Zur Strafhöhe wird ausgeführt, dass als strafmildernd die bisherige Unbescholtenheit des Bw gewertet werden, straferschwerend sei kein Umstand, weshalb die verhängte Strafe dem Unrechtsgehalt der Tat sowie dem Verschulden angemessen erscheine.

 

2. Gegen dieses Straferkenntnis richtet sich die vom Bw im Wege seiner rechtsfreundlichen Vertretung rechtzeitig eingebrachte Berufung vom 14. Juli 2008.

 

Darin führt der Bw aus, dass die Zusammensetzung des Brüdenkondensates bekannt war und aus dieser Kenntnis heraus das Auftreten von brennbaren Arbeitsstoffen ausgeschlossen werden konnte.

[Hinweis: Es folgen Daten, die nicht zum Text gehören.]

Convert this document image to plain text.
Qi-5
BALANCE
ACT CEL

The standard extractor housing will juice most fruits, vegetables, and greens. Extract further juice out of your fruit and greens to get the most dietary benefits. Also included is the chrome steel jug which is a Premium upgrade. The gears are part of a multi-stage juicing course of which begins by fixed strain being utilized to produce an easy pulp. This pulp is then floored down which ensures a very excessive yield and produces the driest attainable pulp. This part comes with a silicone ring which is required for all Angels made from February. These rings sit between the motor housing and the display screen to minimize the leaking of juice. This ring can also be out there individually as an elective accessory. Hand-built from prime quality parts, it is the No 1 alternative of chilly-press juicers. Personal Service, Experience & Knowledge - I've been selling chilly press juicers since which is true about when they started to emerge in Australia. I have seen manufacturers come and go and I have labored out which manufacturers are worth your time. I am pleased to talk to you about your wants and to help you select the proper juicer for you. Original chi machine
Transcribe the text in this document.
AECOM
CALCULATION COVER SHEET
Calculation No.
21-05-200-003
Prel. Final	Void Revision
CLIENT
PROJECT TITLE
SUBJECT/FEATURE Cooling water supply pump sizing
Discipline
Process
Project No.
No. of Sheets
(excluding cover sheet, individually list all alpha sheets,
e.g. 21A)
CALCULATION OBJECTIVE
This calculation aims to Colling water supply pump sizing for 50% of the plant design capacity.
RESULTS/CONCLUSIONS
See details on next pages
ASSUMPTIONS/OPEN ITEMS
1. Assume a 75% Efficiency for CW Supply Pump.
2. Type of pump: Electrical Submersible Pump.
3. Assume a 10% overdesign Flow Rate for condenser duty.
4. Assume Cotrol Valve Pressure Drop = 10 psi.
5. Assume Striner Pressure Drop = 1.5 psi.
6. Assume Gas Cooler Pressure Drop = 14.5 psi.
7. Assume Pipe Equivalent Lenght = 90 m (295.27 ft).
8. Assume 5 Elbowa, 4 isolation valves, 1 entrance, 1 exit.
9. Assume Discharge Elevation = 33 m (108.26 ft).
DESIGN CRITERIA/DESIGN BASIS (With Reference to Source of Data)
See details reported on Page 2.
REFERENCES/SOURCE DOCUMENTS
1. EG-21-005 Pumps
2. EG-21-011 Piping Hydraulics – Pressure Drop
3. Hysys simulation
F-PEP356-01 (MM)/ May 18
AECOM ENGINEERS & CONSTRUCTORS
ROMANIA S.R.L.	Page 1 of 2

Im strafrechtlichen Vorverfahren vor dem LG Linz, 18 Ur 52/07y, wurde der gerichtlich beeidete Sachverständige Dr. R G. G (Ingenieurbüro für technische Chemie) mit der Erhebung der Unfallursache beauftragt. In diesem Gutachten behandelte der Sachverständige sechs Szenarien, wobei er das dritte Szenario, nämlich die Wasserstoffentstehung im Behälter durch chemische Reaktionen, wie z.B. Korrosion (mit der Hülle des Tankes), als sehr wahrscheinlich ansah. Die übrigen Szenarien schloss der Sachverständige aus. In seinem Ergänzungsgutachten  vom 15. September 2007 kommt der Gerichtssachverständige zum Ergebnis, dass es keinen Hinweis auf Wasserstoffbildung im Brüdenkondensat selbst gibt und führt aus, dass die Bildung des Wasserstoffes durch CO­2-Korrosion im alkalischen Bereich erfolgte und dieser Vorgang nicht literaturbekannt war. Zur konkreten Frage hinsichtlich der Richtigkeit des Berichtes des Arbeitsinspektors gibt der Sachverständige an, dass eine Wasserstoffansammlung durch den Eintrag von Brüdenkondensat auszuschließen ist, da dieser allfällige Wasserstoff gemeinsam mit Wasserdampf ausgetrieben wurde.

 

Dem Bw sei im Verfahren zudem keine Möglichkeit eingeräumt worden, zur ergänzenden Stellungnahme des Arbeitsinspek­torates vom 14. Februar 2008, die diametral dem Gutachten des DI Dr. R G G entgegensteht, Stellung zu nehmen.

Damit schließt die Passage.